Libyan oil output could resume on U.S.-backed negotiations
CAIRO (Bloomberg) --Tribes in eastern Libya backed the resumption of oil production from their region, shortly after the state energy company said negotiations between the U.S. and regional governments could lead to a restart of exports from the war-battered OPEC member.
The tribes, which helped shutdown most energy facilities in the east in January, will back rebel commander Khalifa Haftar’s Libyan National Army in negotiations with the United Nations over the distribution of oil revenue, Ibrahim Bouhreba al-Baraassi, a member of one of the groups, told Bloomberg on Monday.
The announcement came after the state-run National Oil Corp. said it was in talks with Libya’s UN-recognized government in Tripoli, the U.S. and some Middle Eastern powers. The NOC and Washington have called on supporters of Haftar, who’s backed in Libya’s civil war by Egypt, Russia and the United Arab Emirates, to end their blockade of the nation’s oil ports and fields.
“We are hopeful that those regional countries will lift the blockade and allow us to resume our work for the benefit of all the Libyan people,” the NOC said, without identifying the nations. An agreement should “protect the oil facilities and make sure they are never used as a military target or a political bargaining chip again.”

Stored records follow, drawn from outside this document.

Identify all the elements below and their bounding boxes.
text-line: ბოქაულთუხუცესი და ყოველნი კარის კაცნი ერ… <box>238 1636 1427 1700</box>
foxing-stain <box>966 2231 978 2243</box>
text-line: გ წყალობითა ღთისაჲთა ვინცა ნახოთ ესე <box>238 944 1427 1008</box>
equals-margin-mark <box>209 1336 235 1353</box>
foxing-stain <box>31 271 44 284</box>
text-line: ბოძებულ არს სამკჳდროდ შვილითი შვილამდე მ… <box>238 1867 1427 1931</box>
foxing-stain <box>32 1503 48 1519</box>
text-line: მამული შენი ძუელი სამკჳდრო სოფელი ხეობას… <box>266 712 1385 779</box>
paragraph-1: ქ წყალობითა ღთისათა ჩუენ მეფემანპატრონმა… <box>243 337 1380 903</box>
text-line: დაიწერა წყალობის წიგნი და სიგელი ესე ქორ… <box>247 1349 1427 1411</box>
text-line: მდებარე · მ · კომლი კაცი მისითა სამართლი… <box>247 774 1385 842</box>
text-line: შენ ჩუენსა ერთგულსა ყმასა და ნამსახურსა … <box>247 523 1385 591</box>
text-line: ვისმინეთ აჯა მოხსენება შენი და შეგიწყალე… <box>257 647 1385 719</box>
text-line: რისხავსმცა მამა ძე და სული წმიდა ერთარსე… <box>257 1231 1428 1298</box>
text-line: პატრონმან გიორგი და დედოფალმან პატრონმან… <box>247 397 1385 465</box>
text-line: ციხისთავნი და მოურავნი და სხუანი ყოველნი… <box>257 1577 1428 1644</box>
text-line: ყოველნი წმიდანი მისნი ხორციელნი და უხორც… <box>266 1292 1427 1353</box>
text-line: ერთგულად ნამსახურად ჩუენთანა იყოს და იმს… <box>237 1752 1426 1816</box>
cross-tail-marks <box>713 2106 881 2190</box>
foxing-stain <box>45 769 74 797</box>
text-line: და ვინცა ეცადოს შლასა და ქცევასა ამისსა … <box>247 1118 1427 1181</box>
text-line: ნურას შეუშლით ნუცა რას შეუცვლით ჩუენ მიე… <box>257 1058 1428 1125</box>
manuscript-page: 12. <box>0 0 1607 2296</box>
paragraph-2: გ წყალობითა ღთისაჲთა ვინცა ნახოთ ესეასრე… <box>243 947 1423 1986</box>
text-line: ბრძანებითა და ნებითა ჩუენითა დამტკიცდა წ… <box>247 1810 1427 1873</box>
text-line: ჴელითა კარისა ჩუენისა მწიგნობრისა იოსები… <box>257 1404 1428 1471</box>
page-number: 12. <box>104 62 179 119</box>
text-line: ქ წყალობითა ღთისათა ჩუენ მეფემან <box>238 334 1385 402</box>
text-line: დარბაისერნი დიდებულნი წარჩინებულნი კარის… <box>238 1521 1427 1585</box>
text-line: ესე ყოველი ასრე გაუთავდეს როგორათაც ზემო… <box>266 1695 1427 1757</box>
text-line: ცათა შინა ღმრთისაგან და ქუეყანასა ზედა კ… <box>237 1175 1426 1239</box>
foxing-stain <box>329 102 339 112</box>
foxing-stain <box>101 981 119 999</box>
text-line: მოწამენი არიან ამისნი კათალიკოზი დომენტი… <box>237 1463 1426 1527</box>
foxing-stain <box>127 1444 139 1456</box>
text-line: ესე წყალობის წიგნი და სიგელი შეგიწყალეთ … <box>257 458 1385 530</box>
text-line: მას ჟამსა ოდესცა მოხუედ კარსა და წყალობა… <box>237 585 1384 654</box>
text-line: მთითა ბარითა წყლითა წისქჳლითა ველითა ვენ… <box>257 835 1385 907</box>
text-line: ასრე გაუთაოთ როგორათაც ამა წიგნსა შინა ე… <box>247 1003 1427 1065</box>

Libya’s exports have plummeted to less than 100,000 barrels a day from 1.1 million because of the shut downs. The NOC has said that neglect and damage from the conflict, which began in 2011 after the ouster of former leader Moammar Qaddafi, means it will cost hundreds of millions of dollars to restore output fully.
Haftar, who’s based in the east, launched a western offensive and was close to taking the capital, Tripoli, earlier this year, which would have effectively given him control of the country. Turkey intervened on behalf of the Tripoli government of Fayez al-Sarraj and pushed Haftar’s forces back toward Sirte. The two sides are poised to square off in the central city close to Libya’s “oil crescent” -- where some of its largest fields and export terminals lie.
The NOC said last week that Russian and other mercenaries had entered the western oil field of Sharara, the nation’s biggest, to prevent production from restarting.
“Many oil-producing countries are benefiting from the ongoing oil blockade and are taking advantage of the absence of the Libyan oil from global markets,” Mustafa Sanalla, the NOC’s chairman, said on Monday following a meeting with the European Union’s ambassador to the country.